The most commonly used options include paroxetine, sertraline, fluoxetine, and citalopram, all taken daily at lower doses than typically used for depression. Some medications can also be taken on demand a few hours before sex rather than every day. The American Urological Association’s clinical guidelines list these as first-line treatments alongside topical numbing agents, supported by strong evidence.
These medications do come with potential side effects, including changes in mood, appetite, or libido. A prescriber can help you weigh the trade-offs and find the right fit. Many men use medication temporarily while building behavioral skills, then taper off once they’ve developed better control.
The Role of Mental and Relationship Factors
Performance anxiety is one of the most common drivers of finishing quickly. The more you worry about lasting long enough, the more your body’s stress response accelerates the process. This creates a frustrating cycle: one quick experience leads to anxiety about the next one, which makes that one quicker too.
Breaking that cycle often involves reframing what “good sex” means. Penetration is one part of a sexual experience, not the entirety of it. Shifting focus to other forms of intimacy, both before and during sex, reduces the pressure on penetration duration and often improves the experience for both partners.
Communication with your partner matters more than most men expect. Openly discussing what you’re working on removes the secrecy and shame that fuel anxiety. Many couples find that the process of practicing techniques together actually improves their sexual connection beyond just adding minutes.

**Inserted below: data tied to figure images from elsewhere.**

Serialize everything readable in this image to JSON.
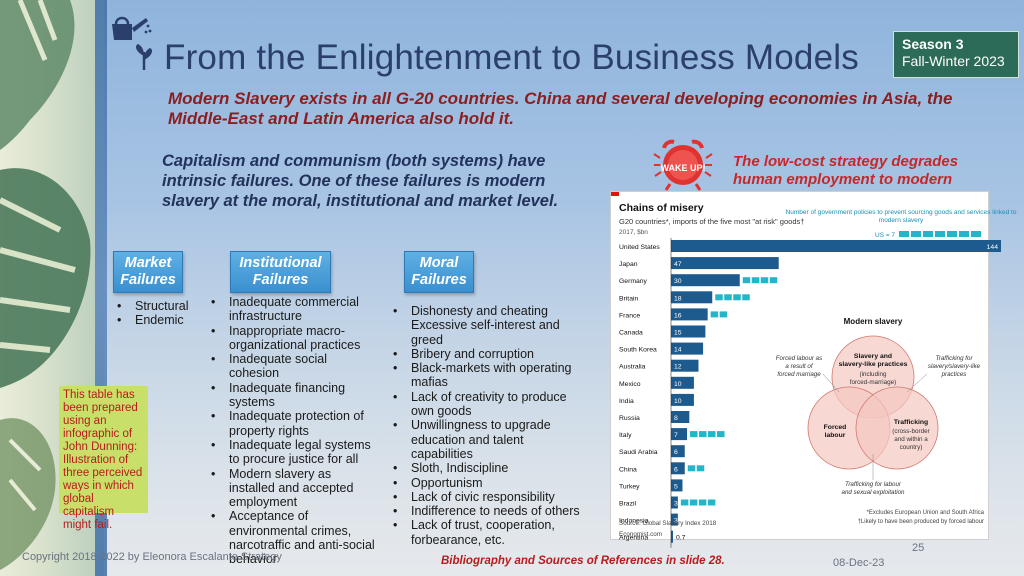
{
  "slide": {
    "title_a": "From the ",
    "title_b": "Enlightenment to Business Models",
    "season_line1": "Season 3",
    "season_line2": "Fall-Winter 2023",
    "subtitle": "Modern Slavery exists in all G-20 countries. China and several developing economies in Asia, the Middle-East and Latin America also hold it.",
    "intro": "Capitalism and communism (both systems) have intrinsic failures. One of these failures is modern slavery at the moral, institutional and market level.",
    "alarm_label": "WAKE UP!",
    "lowcost": "The low-cost strategy degrades human employment to modern slavery."
  },
  "columns": {
    "market": {
      "header_l1": "Market",
      "header_l2": "Failures",
      "items": [
        "Structural",
        "Endemic"
      ]
    },
    "institutional": {
      "header_l1": "Institutional",
      "header_l2": "Failures",
      "items": [
        "Inadequate commercial infrastructure",
        "Inappropriate macro-organizational practices",
        "Inadequate social cohesion",
        "Inadequate financing systems",
        "Inadequate protection of property rights",
        "Inadequate legal systems to procure justice for all",
        "Modern slavery as installed and accepted employment",
        "Acceptance of environmental crimes, narcotraffic and anti-social behavior"
      ]
    },
    "moral": {
      "header_l1": "Moral",
      "header_l2": "Failures",
      "items": [
        "Dishonesty and cheating Excessive self-interest and greed",
        "Bribery and corruption",
        "Black-markets with operating mafias",
        "Lack of creativity to produce own goods",
        "Unwillingness to upgrade education and talent capabilities",
        "Sloth, Indiscipline",
        "Opportunism",
        "Lack of civic responsibility",
        "Indifference to needs of others",
        "Lack of trust, cooperation, forbearance, etc."
      ]
    }
  },
  "note": "This table has been prepared using an infographic of John Dunning: Illustration of three perceived ways in which global capitalism might fail.",
  "footer": {
    "copyright": "Copyright 2018-2022 by Eleonora Escalante Strategy",
    "bibliography": "Bibliography and Sources of References in slide 28.",
    "date": "08-Dec-23",
    "page": "25"
  },
  "chart_data": {
    "type": "bar",
    "title": "Chains of misery",
    "subtitle": "G20 countries*, imports of the five most \"at risk\" goods†",
    "unit_label": "2017, $bn",
    "right_header": "Number of government policies to prevent sourcing goods and services linked to modern slavery",
    "us_label": "US = 7",
    "categories": [
      "United States",
      "Japan",
      "Germany",
      "Britain",
      "France",
      "Canada",
      "South Korea",
      "Australia",
      "Mexico",
      "India",
      "Russia",
      "Italy",
      "Saudi Arabia",
      "China",
      "Turkey",
      "Brazil",
      "Indonesia",
      "Argentina"
    ],
    "values": [
      144,
      47,
      30,
      18,
      16,
      15,
      14,
      12,
      10,
      10,
      8,
      7,
      6,
      6,
      5,
      3,
      3,
      0.7
    ],
    "value_labels": [
      "144",
      "47",
      "30",
      "18",
      "16",
      "15",
      "14",
      "12",
      "10",
      "10",
      "8",
      "7",
      "6",
      "6",
      "5",
      "3",
      "3",
      "0.7"
    ],
    "policies": [
      7,
      0,
      4,
      4,
      2,
      0,
      0,
      0,
      0,
      0,
      0,
      4,
      0,
      2,
      0,
      4,
      0,
      0
    ],
    "bar_color": "#1d5a8e",
    "policy_color": "#24b5c9",
    "venn_title": "Modern slavery",
    "venn_top": "Slavery and slavery-like practices",
    "venn_top_sub": "(including forced-marriage)",
    "venn_left": "Forced labour",
    "venn_right": "Trafficking",
    "venn_right_sub": "(cross-border and within a country)",
    "ann_left": "Forced labour as a result of forced marriage",
    "ann_right": "Trafficking for slavery/slavery-like practices",
    "ann_bottom": "Trafficking for labour and sexual exploitation",
    "footnote1": "*Excludes European Union and South Africa",
    "footnote2": "†Likely to have been produced by forced labour",
    "source": "Source: Global Slavery Index 2018",
    "credit": "Economist.com"
  }
}
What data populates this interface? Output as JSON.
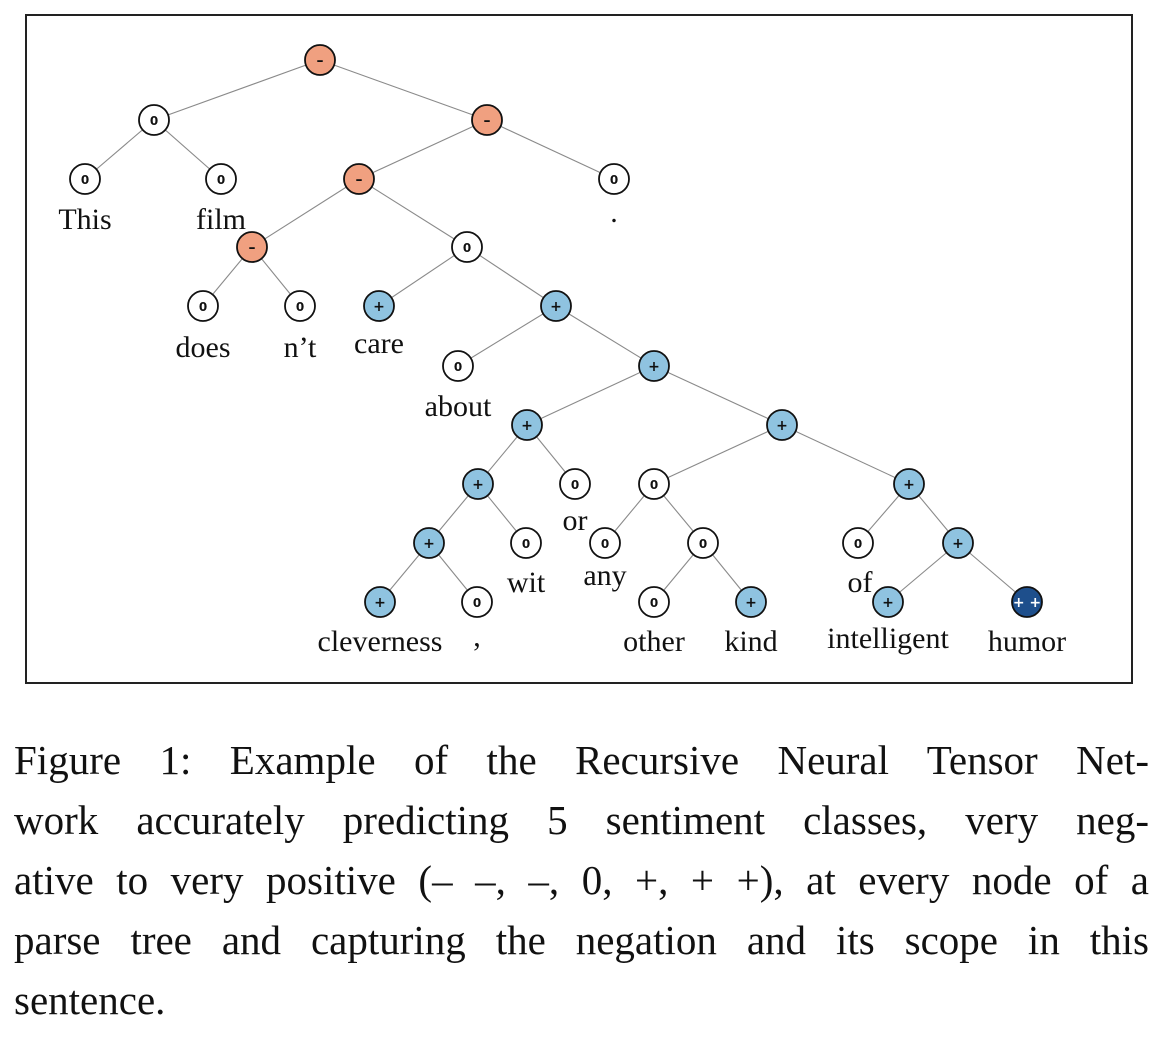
{
  "figure": {
    "nodes": [
      {
        "id": "n_root",
        "label": "–",
        "sentiment": "negative"
      },
      {
        "id": "n_this_film",
        "label": "0",
        "sentiment": "neutral"
      },
      {
        "id": "n_this",
        "label": "0",
        "sentiment": "neutral"
      },
      {
        "id": "n_film",
        "label": "0",
        "sentiment": "neutral"
      },
      {
        "id": "n_rest",
        "label": "–",
        "sentiment": "negative"
      },
      {
        "id": "n_vp",
        "label": "–",
        "sentiment": "negative"
      },
      {
        "id": "n_period",
        "label": "0",
        "sentiment": "neutral"
      },
      {
        "id": "n_doesnt",
        "label": "–",
        "sentiment": "negative"
      },
      {
        "id": "n_does",
        "label": "0",
        "sentiment": "neutral"
      },
      {
        "id": "n_nt",
        "label": "0",
        "sentiment": "neutral"
      },
      {
        "id": "n_care_phrase",
        "label": "0",
        "sentiment": "neutral"
      },
      {
        "id": "n_care",
        "label": "+",
        "sentiment": "positive"
      },
      {
        "id": "n_about_phrase",
        "label": "+",
        "sentiment": "positive"
      },
      {
        "id": "n_about",
        "label": "0",
        "sentiment": "neutral"
      },
      {
        "id": "n_np_big",
        "label": "+",
        "sentiment": "positive"
      },
      {
        "id": "n_clev_or",
        "label": "+",
        "sentiment": "positive"
      },
      {
        "id": "n_any_rest",
        "label": "+",
        "sentiment": "positive"
      },
      {
        "id": "n_clev_wit",
        "label": "+",
        "sentiment": "positive"
      },
      {
        "id": "n_or",
        "label": "0",
        "sentiment": "neutral"
      },
      {
        "id": "n_any_other_kind",
        "label": "0",
        "sentiment": "neutral"
      },
      {
        "id": "n_of_phrase",
        "label": "+",
        "sentiment": "positive"
      },
      {
        "id": "n_clev_comma",
        "label": "+",
        "sentiment": "positive"
      },
      {
        "id": "n_wit",
        "label": "0",
        "sentiment": "neutral"
      },
      {
        "id": "n_any",
        "label": "0",
        "sentiment": "neutral"
      },
      {
        "id": "n_other_kind",
        "label": "0",
        "sentiment": "neutral"
      },
      {
        "id": "n_of",
        "label": "0",
        "sentiment": "neutral"
      },
      {
        "id": "n_intel_humor",
        "label": "+",
        "sentiment": "positive"
      },
      {
        "id": "n_cleverness",
        "label": "+",
        "sentiment": "positive"
      },
      {
        "id": "n_comma",
        "label": "0",
        "sentiment": "neutral"
      },
      {
        "id": "n_other",
        "label": "0",
        "sentiment": "neutral"
      },
      {
        "id": "n_kind",
        "label": "+",
        "sentiment": "positive"
      },
      {
        "id": "n_intelligent",
        "label": "+",
        "sentiment": "positive"
      },
      {
        "id": "n_humor",
        "label": "+ +",
        "sentiment": "very-positive"
      }
    ],
    "words": [
      {
        "id": "w_this",
        "text": "This"
      },
      {
        "id": "w_film",
        "text": "film"
      },
      {
        "id": "w_period",
        "text": "."
      },
      {
        "id": "w_does",
        "text": "does"
      },
      {
        "id": "w_nt",
        "text": "n’t"
      },
      {
        "id": "w_care",
        "text": "care"
      },
      {
        "id": "w_about",
        "text": "about"
      },
      {
        "id": "w_or",
        "text": "or"
      },
      {
        "id": "w_wit",
        "text": "wit"
      },
      {
        "id": "w_any",
        "text": "any"
      },
      {
        "id": "w_of",
        "text": "of"
      },
      {
        "id": "w_cleverness",
        "text": "cleverness"
      },
      {
        "id": "w_comma",
        "text": ","
      },
      {
        "id": "w_other",
        "text": "other"
      },
      {
        "id": "w_kind",
        "text": "kind"
      },
      {
        "id": "w_intelligent",
        "text": "intelligent"
      },
      {
        "id": "w_humor",
        "text": "humor"
      }
    ],
    "edges": [
      [
        "n_root",
        "n_this_film"
      ],
      [
        "n_root",
        "n_rest"
      ],
      [
        "n_this_film",
        "n_this"
      ],
      [
        "n_this_film",
        "n_film"
      ],
      [
        "n_rest",
        "n_vp"
      ],
      [
        "n_rest",
        "n_period"
      ],
      [
        "n_vp",
        "n_doesnt"
      ],
      [
        "n_vp",
        "n_care_phrase"
      ],
      [
        "n_doesnt",
        "n_does"
      ],
      [
        "n_doesnt",
        "n_nt"
      ],
      [
        "n_care_phrase",
        "n_care"
      ],
      [
        "n_care_phrase",
        "n_about_phrase"
      ],
      [
        "n_about_phrase",
        "n_about"
      ],
      [
        "n_about_phrase",
        "n_np_big"
      ],
      [
        "n_np_big",
        "n_clev_or"
      ],
      [
        "n_np_big",
        "n_any_rest"
      ],
      [
        "n_clev_or",
        "n_clev_wit"
      ],
      [
        "n_clev_or",
        "n_or"
      ],
      [
        "n_any_rest",
        "n_any_other_kind"
      ],
      [
        "n_any_rest",
        "n_of_phrase"
      ],
      [
        "n_clev_wit",
        "n_clev_comma"
      ],
      [
        "n_clev_wit",
        "n_wit"
      ],
      [
        "n_any_other_kind",
        "n_any"
      ],
      [
        "n_any_other_kind",
        "n_other_kind"
      ],
      [
        "n_of_phrase",
        "n_of"
      ],
      [
        "n_of_phrase",
        "n_intel_humor"
      ],
      [
        "n_clev_comma",
        "n_cleverness"
      ],
      [
        "n_clev_comma",
        "n_comma"
      ],
      [
        "n_other_kind",
        "n_other"
      ],
      [
        "n_other_kind",
        "n_kind"
      ],
      [
        "n_intel_humor",
        "n_intelligent"
      ],
      [
        "n_intel_humor",
        "n_humor"
      ]
    ],
    "colors": {
      "negative": "#f0a080",
      "neutral": "#ffffff",
      "positive": "#8fc3e0",
      "very-positive": "#1e4f8c"
    },
    "text_colors": {
      "negative": "#111111",
      "neutral": "#111111",
      "positive": "#111111",
      "very-positive": "#ffffff"
    }
  },
  "caption": {
    "lines": [
      "Figure 1: Example of the Recursive Neural Tensor Net-",
      "work accurately predicting 5 sentiment classes, very neg-",
      "ative to very positive (– –, –, 0, +, + +), at every node of a",
      "parse tree and capturing the negation and its scope in this",
      "sentence."
    ]
  }
}
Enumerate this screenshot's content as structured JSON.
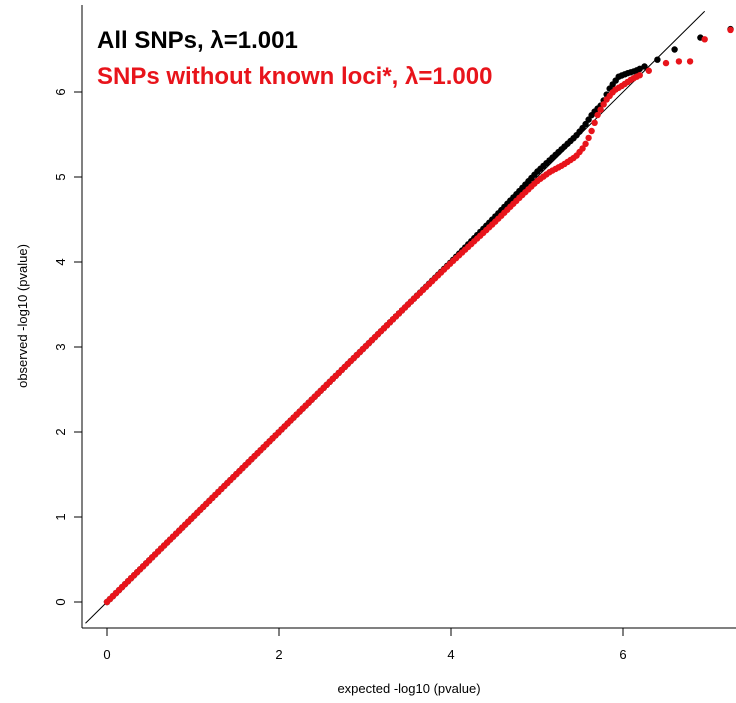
{
  "chart_data": {
    "type": "scatter",
    "title": "",
    "xlabel": "expected -log10 (pvalue)",
    "ylabel": "observed -log10 (pvalue)",
    "xlim": [
      -0.25,
      7.5
    ],
    "ylim": [
      -0.25,
      6.95
    ],
    "x_ticks": [
      "0",
      "2",
      "4",
      "6"
    ],
    "y_ticks": [
      "0",
      "1",
      "2",
      "3",
      "4",
      "5",
      "6"
    ],
    "legend_position": "top-left",
    "reference_line": "y = x",
    "series": [
      {
        "name": "All SNPs, λ=1.001",
        "color": "#000000",
        "points": [
          [
            0,
            0
          ],
          [
            0.5,
            0.5
          ],
          [
            1.0,
            1.0
          ],
          [
            1.5,
            1.5
          ],
          [
            2.0,
            2.0
          ],
          [
            2.5,
            2.5
          ],
          [
            3.0,
            3.0
          ],
          [
            3.5,
            3.5
          ],
          [
            4.0,
            4.0
          ],
          [
            4.5,
            4.52
          ],
          [
            4.8,
            4.84
          ],
          [
            5.0,
            5.06
          ],
          [
            5.15,
            5.2
          ],
          [
            5.3,
            5.34
          ],
          [
            5.45,
            5.48
          ],
          [
            5.55,
            5.6
          ],
          [
            5.65,
            5.75
          ],
          [
            5.75,
            5.85
          ],
          [
            5.85,
            6.05
          ],
          [
            5.95,
            6.18
          ],
          [
            6.05,
            6.22
          ],
          [
            6.15,
            6.25
          ],
          [
            6.25,
            6.3
          ],
          [
            6.4,
            6.38
          ],
          [
            6.6,
            6.5
          ],
          [
            6.9,
            6.64
          ],
          [
            7.25,
            6.74
          ]
        ]
      },
      {
        "name": "SNPs without known loci*, λ=1.000",
        "color": "#e8141b",
        "points": [
          [
            0,
            0
          ],
          [
            0.5,
            0.5
          ],
          [
            1.0,
            1.0
          ],
          [
            1.5,
            1.5
          ],
          [
            2.0,
            2.0
          ],
          [
            2.5,
            2.5
          ],
          [
            3.0,
            3.0
          ],
          [
            3.5,
            3.5
          ],
          [
            4.0,
            3.99
          ],
          [
            4.5,
            4.46
          ],
          [
            4.8,
            4.76
          ],
          [
            5.0,
            4.95
          ],
          [
            5.15,
            5.06
          ],
          [
            5.3,
            5.14
          ],
          [
            5.45,
            5.24
          ],
          [
            5.55,
            5.36
          ],
          [
            5.62,
            5.5
          ],
          [
            5.7,
            5.72
          ],
          [
            5.8,
            5.9
          ],
          [
            5.9,
            6.02
          ],
          [
            6.0,
            6.08
          ],
          [
            6.1,
            6.15
          ],
          [
            6.3,
            6.25
          ],
          [
            6.5,
            6.34
          ],
          [
            6.65,
            6.36
          ],
          [
            6.78,
            6.36
          ],
          [
            6.95,
            6.62
          ],
          [
            7.25,
            6.73
          ]
        ]
      }
    ]
  }
}
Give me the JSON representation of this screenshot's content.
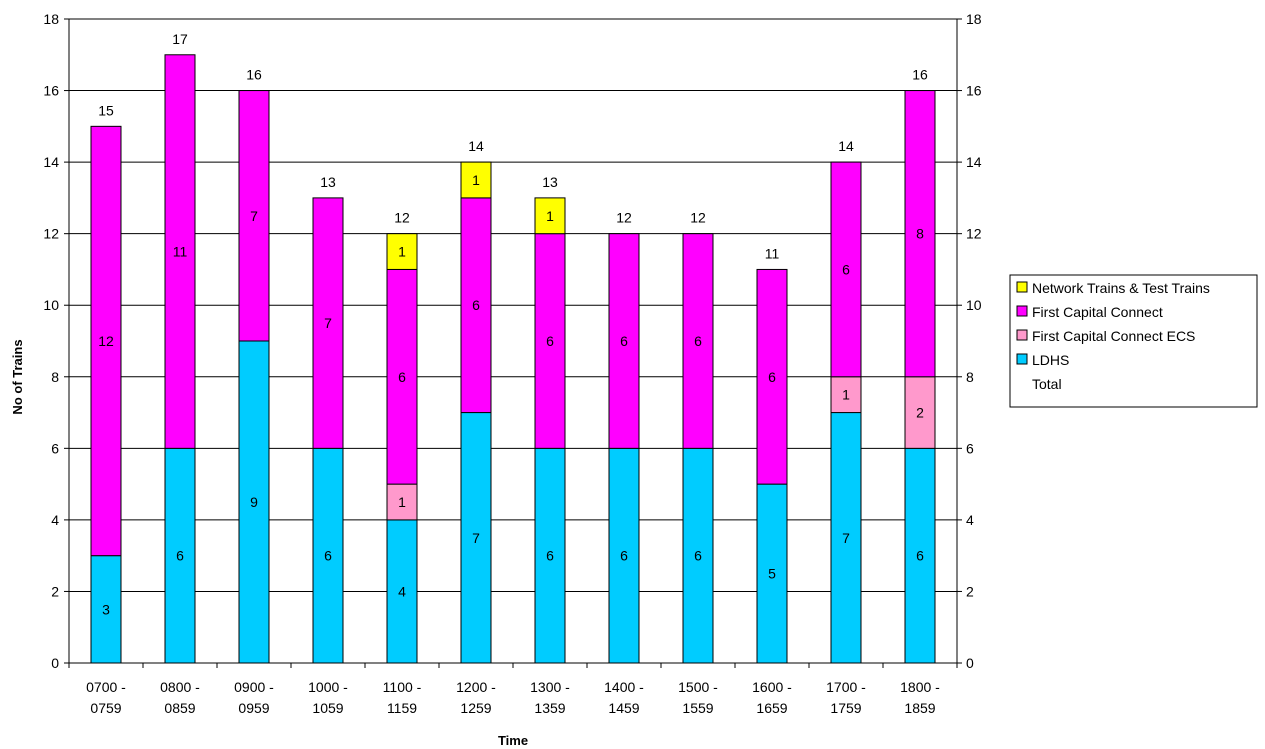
{
  "chart_data": {
    "type": "bar",
    "stacked": true,
    "title": "",
    "xlabel": "Time",
    "ylabel": "No of Trains",
    "ylim": [
      0,
      18
    ],
    "y_tick_step": 2,
    "secondary_y_axis": true,
    "grid": "horizontal",
    "legend_position": "right",
    "categories": [
      [
        "0700 -",
        "0759"
      ],
      [
        "0800 -",
        "0859"
      ],
      [
        "0900 -",
        "0959"
      ],
      [
        "1000 -",
        "1059"
      ],
      [
        "1100 -",
        "1159"
      ],
      [
        "1200 -",
        "1259"
      ],
      [
        "1300 -",
        "1359"
      ],
      [
        "1400 -",
        "1459"
      ],
      [
        "1500 -",
        "1559"
      ],
      [
        "1600 -",
        "1659"
      ],
      [
        "1700 -",
        "1759"
      ],
      [
        "1800 -",
        "1859"
      ]
    ],
    "series": [
      {
        "name": "LDHS",
        "color": "#00ccff",
        "values": [
          3,
          6,
          9,
          6,
          4,
          7,
          6,
          6,
          6,
          5,
          7,
          6
        ]
      },
      {
        "name": "First Capital Connect ECS",
        "color": "#ff99cc",
        "values": [
          0,
          0,
          0,
          0,
          1,
          0,
          0,
          0,
          0,
          0,
          1,
          2
        ]
      },
      {
        "name": "First Capital Connect",
        "color": "#ff00ff",
        "values": [
          12,
          11,
          7,
          7,
          6,
          6,
          6,
          6,
          6,
          6,
          6,
          8
        ]
      },
      {
        "name": "Network Trains & Test Trains",
        "color": "#ffff00",
        "values": [
          0,
          0,
          0,
          0,
          1,
          1,
          1,
          0,
          0,
          0,
          0,
          0
        ]
      }
    ],
    "totals": {
      "name": "Total",
      "values": [
        15,
        17,
        16,
        13,
        12,
        14,
        13,
        12,
        12,
        11,
        14,
        16
      ]
    },
    "legend_order": [
      "Network Trains & Test Trains",
      "First Capital Connect",
      "First Capital Connect ECS",
      "LDHS",
      "Total"
    ]
  }
}
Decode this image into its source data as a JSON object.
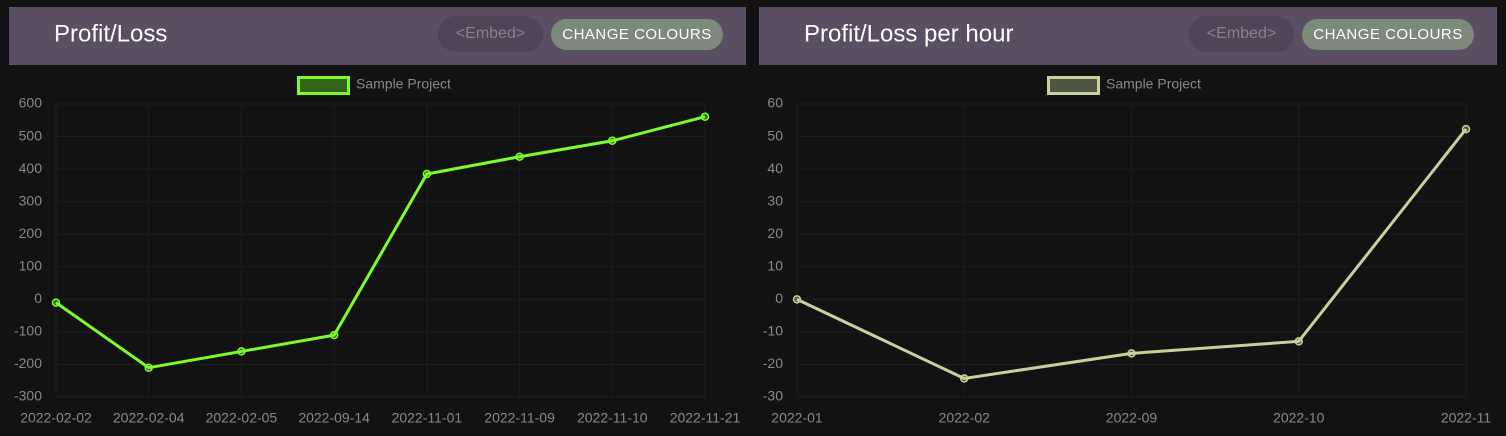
{
  "chart_data": [
    {
      "type": "line",
      "title": "Profit/Loss",
      "embed": "<Embed>",
      "button": "CHANGE COLOURS",
      "categories": [
        "2022-02-02",
        "2022-02-04",
        "2022-02-05",
        "2022-09-14",
        "2022-11-01",
        "2022-11-09",
        "2022-11-10",
        "2022-11-21"
      ],
      "series": [
        {
          "name": "Sample Project",
          "color": "#7cfc2a",
          "values": [
            -10,
            -210,
            -160,
            -110,
            385,
            438,
            487,
            561
          ]
        }
      ],
      "ylim": [
        -300,
        600
      ],
      "yticks": [
        -300,
        -200,
        -100,
        0,
        100,
        200,
        300,
        400,
        500,
        600
      ],
      "grid": true,
      "legend": "top"
    },
    {
      "type": "line",
      "title": "Profit/Loss per hour",
      "embed": "<Embed>",
      "button": "CHANGE COLOURS",
      "categories": [
        "2022-01",
        "2022-02",
        "2022-09",
        "2022-10",
        "2022-11"
      ],
      "series": [
        {
          "name": "Sample Project",
          "color": "#c5d39a",
          "values": [
            0,
            -24.3,
            -16.6,
            -12.9,
            52.3
          ]
        }
      ],
      "ylim": [
        -30,
        60
      ],
      "yticks": [
        -30,
        -20,
        -10,
        0,
        10,
        20,
        30,
        40,
        50,
        60
      ],
      "grid": true,
      "legend": "top"
    }
  ]
}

Combining Approaches for Best Results
No single strategy works perfectly for everyone, but combining two or three typically produces the best outcomes. A practical starting combination might look like this: practice stop-start exercises during solo sessions to build awareness of your arousal levels, use controlled breathing during partnered sex, and add a topical numbing product or thicker condom when you want extra confidence. Layer in pelvic floor exercises as a daily habit. If those approaches aren’t enough after a few weeks of consistent effort, that’s when a conversation about medication is worth having.
The most important thing to understand is that ejaculatory control is a skill, not a fixed trait. Like any skill, it responds to practice, and the techniques available today have strong evidence behind them.